Di Marco mi rimarrà per sempre soprattutto un’immagine. Recente, ma non per questo motivo. Piuttosto perché dice di lui quello che era un suo carattere fondamentale, che me lo ha subito fatto stimare e costantemente sentire davvero vicino: Marco Pannella era soprattutto un combattente, instancabile e determinato come nessuno.
Pochi mesi fa eravamo nel carcere di Opera, una settimana prima di Natale, per il congresso di “Nessuno Tocchi Caino”, con Sergio D’Elia, Elisabetta Zamparutti, Rita Bernardini e tanti altri, radicali e non. Due giorni di riflessioni e interventi centrati sul tema dell’ergastolo ostativo, quella “pena sino alla morte” cui sono condannate, contro la Costituzione e ogni senso di umanità e civiltà giuridica, oltre 1100 persone. Uomini sepolti vivi per sempre in virtù di una legge iniqua, di interpretazioni capziose e di logiche vendicative.
Nel salone del carcere assisteva (ma prendeva anche la parola) una platea di detenuti, perlopiù appunto ergastolani. Molti, naturalmente, gli agenti di custodia; per una volta, però, attenti alle parole, non solo a controllare i gesti. Presenti anche il capo delle carceri, Santi Consolo, e Giovanni Maria Flick, presidente emerito della Corte Costituzionale e già ministro Guardasigilli.
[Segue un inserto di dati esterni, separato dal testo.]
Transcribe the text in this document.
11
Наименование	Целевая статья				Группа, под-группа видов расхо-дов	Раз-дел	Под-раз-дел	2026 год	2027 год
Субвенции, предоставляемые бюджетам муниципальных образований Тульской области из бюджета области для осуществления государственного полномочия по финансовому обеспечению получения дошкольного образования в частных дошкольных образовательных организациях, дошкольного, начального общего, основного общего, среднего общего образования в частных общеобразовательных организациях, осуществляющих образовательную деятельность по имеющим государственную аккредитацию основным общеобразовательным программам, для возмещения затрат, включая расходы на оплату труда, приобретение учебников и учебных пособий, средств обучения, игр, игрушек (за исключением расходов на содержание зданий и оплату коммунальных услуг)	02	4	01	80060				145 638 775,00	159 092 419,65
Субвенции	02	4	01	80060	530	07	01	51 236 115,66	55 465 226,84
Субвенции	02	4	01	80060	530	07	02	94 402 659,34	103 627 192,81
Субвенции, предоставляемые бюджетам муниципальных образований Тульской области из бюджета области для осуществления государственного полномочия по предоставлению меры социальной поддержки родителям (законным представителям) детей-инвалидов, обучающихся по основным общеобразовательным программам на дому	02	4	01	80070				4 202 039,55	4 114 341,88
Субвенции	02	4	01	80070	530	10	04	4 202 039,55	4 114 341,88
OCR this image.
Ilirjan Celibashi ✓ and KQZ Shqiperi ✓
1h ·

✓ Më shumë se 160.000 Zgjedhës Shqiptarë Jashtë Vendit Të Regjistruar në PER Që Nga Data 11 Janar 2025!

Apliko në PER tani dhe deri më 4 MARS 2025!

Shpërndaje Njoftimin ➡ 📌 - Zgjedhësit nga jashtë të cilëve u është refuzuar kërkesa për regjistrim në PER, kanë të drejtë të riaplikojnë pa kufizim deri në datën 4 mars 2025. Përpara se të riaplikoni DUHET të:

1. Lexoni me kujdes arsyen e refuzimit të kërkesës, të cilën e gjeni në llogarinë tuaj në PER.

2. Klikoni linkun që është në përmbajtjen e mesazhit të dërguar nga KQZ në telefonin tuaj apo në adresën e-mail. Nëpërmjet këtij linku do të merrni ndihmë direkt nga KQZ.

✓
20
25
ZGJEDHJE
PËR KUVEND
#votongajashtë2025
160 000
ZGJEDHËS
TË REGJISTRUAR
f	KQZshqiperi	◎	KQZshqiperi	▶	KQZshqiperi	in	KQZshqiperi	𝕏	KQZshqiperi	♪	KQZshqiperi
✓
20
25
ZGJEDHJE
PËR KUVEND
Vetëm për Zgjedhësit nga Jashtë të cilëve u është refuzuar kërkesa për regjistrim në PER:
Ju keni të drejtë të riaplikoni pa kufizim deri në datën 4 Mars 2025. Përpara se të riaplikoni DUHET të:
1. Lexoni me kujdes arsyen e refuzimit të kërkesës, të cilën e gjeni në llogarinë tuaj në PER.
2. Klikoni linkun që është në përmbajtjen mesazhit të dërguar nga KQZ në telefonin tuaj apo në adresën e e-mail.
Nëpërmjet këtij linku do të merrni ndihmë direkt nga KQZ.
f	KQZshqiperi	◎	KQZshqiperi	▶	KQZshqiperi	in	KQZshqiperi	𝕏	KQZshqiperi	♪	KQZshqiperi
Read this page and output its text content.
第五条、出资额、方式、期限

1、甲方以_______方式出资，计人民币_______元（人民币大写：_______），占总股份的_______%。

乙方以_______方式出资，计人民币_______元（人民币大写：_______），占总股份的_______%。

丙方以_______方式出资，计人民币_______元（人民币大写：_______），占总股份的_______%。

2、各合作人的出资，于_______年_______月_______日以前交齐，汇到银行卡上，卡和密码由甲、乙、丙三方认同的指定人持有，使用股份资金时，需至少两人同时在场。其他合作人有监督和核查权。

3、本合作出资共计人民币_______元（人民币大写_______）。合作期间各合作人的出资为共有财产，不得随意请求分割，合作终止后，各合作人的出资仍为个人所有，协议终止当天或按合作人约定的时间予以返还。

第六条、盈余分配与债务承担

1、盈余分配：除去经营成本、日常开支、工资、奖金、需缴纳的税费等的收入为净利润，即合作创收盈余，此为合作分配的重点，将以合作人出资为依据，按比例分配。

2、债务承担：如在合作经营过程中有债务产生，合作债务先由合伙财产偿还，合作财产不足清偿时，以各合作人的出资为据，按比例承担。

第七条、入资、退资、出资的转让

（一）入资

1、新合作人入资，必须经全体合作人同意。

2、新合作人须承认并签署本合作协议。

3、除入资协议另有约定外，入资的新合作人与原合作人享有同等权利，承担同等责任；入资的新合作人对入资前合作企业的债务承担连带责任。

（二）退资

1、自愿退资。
Nell’occasione, nei rispettivi interventi – entrambi – Flick anche con una onesta e coraggiosa autocritica rispetto a posizioni precedenti – si sono pronunciati per l’abolizione di quella disumana pena; una presa di posizione forte, dato il pulpito e il ruolo, che in altri tempi o in paesi diversi dal nostro avrebbe dato i titoli delle prime pagine e di cui, invece e naturalmente, nessuno dei giornalisti pure presenti si accorse o ritenne di dare adeguato conto.
Esauriti il primo giorno gli interventi più istituzionali, nel giorno seguente il clima appariva meno formale ed era più facile accorgersi di come Marco nel carcere si trovasse davvero a casa sua e di quanto fosse circondato dall’affetto straripante dei reclusi, ma anche dalla stima dei poliziotti e del personale penitenziario.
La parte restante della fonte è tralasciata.